NVIDIA is not selling a tray full of switches and GPUs and require OEMs to integrate it as-is for no reason. On the other hand, the same NVIDIA acts very slowly to enable an open source ecosystem.
So, yes, AMD is not in an ideal position right now, but calling them incompetent doesn't help either.
P.S.: The company which fought for a completely open source HDMI 2.1 capable display driver is AMD, not NVIDIA.
I'm aware that 8GB Vram are not enough for most such workloads. But no support at all? That's ridiculous. Let me use the card and fall back to system memory for all I care.
Nvidia, as much as I hate their usually awfully insufficient linux support, has no such restrictions for any of their modern cards, as far as I'm aware.
And given the tooling they are adding full steam ahead for Python, I even wonder if Mojo will manage to get enough mindshare, let alone what AMD and Intel are not doing.
All the stuff works even if it's not officially supported. It's not that hard to set a single environment variable (HSA_OVERRIDE_GFX_VERSION).
Like literally, everything works, from Vega 56/64 to ryzen 99xx iGPUs.

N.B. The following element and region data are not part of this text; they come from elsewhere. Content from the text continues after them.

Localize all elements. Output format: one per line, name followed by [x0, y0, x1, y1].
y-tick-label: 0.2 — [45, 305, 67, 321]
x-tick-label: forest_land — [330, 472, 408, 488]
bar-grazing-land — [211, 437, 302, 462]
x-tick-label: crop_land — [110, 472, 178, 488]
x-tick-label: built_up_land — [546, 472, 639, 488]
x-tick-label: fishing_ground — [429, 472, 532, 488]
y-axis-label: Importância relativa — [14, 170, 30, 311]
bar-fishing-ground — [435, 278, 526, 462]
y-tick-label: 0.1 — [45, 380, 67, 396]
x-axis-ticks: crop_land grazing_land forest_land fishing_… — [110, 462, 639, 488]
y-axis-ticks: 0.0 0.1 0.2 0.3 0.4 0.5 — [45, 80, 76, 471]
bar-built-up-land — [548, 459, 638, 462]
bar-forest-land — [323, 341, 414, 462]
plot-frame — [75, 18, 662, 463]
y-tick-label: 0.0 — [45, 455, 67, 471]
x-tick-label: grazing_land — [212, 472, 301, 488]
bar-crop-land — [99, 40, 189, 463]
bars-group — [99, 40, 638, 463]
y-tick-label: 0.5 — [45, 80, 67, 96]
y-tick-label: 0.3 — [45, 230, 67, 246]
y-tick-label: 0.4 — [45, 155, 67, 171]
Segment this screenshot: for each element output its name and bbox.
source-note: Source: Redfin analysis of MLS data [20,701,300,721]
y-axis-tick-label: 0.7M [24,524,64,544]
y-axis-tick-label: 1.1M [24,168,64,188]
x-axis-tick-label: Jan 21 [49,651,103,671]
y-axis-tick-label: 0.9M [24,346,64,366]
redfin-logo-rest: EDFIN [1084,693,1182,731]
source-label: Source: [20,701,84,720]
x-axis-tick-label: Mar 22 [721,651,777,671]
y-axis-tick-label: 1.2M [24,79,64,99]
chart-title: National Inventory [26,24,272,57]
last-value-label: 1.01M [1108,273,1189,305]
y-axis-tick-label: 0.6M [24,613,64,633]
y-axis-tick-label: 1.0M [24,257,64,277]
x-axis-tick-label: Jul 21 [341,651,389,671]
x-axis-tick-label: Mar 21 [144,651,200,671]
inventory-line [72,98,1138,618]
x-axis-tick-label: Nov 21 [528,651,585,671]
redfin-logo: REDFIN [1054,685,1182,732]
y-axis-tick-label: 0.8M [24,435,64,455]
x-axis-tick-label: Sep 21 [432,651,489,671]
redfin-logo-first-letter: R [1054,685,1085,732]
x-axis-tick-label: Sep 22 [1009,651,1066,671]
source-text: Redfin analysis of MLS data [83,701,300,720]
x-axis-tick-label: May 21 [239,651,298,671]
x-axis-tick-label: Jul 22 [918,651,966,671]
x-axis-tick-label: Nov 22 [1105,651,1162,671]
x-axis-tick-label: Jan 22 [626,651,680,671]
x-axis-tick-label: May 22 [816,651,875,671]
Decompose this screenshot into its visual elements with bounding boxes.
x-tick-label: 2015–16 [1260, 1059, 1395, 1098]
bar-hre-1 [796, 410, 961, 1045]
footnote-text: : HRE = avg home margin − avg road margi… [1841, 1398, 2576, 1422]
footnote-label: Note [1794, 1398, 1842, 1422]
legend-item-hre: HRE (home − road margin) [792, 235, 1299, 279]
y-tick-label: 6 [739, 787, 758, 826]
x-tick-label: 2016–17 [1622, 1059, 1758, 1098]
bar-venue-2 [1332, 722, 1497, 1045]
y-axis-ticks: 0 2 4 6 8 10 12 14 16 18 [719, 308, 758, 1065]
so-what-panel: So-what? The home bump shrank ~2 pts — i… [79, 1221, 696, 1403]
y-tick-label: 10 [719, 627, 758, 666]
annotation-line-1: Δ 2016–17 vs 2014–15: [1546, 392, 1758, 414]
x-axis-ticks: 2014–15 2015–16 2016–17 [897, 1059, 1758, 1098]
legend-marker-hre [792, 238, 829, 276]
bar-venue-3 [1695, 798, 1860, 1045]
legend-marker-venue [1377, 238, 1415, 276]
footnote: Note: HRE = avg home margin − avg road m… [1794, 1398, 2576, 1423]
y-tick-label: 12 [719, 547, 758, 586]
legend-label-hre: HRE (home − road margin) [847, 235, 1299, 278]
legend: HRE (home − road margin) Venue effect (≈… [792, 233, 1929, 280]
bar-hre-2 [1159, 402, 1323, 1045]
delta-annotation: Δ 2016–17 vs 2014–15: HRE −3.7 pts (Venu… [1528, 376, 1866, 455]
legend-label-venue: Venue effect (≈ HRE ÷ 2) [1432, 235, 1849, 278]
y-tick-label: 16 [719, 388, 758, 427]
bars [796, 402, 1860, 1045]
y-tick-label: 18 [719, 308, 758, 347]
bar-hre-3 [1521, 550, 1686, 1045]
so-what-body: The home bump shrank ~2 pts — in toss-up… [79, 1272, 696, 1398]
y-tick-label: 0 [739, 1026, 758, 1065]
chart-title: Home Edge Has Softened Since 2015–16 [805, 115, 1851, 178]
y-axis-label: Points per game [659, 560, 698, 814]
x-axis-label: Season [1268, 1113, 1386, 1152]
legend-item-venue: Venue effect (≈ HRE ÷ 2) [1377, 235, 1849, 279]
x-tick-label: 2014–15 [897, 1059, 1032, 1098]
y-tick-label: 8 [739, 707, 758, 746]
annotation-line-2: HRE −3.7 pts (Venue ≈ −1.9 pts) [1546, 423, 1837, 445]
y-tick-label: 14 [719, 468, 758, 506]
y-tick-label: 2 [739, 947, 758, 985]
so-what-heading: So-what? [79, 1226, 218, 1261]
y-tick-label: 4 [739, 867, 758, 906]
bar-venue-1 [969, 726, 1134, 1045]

Also, try nixos. Everything literally works with a single config entry after recent merge of rocm 6.3. I successfully run a zoo of various radeons of different generations.
And no, just because the three random cards you have work doesn't mean "everything works". Just tried an MI300A a few months ago... I just wanted to test ollama as this is one of the hottest applications for GPU acceleration now, it will surely be well supported right? First, the gfx version listed for it in the ollama docs is wrong - but OK, figured it out. Then Tried some random models with it, the only output it ever generates is GGGGGGGGGGGGG. Apparently only fp16 models work, nothing more quantized. So I pick one explicitly. Then it's slower than running on the cpu in the same system.
Thanks but no thanks; this cost me two days when Nvidia just works first try.
And they open sourced their GPU driver, which is a massive plus in my book.
If Radeon got virtualization support, it would make it the perfect GPU for running video games (or other GPU applications) in virtual machines - you wouldn't need to mess with PCIe passthrough anymore.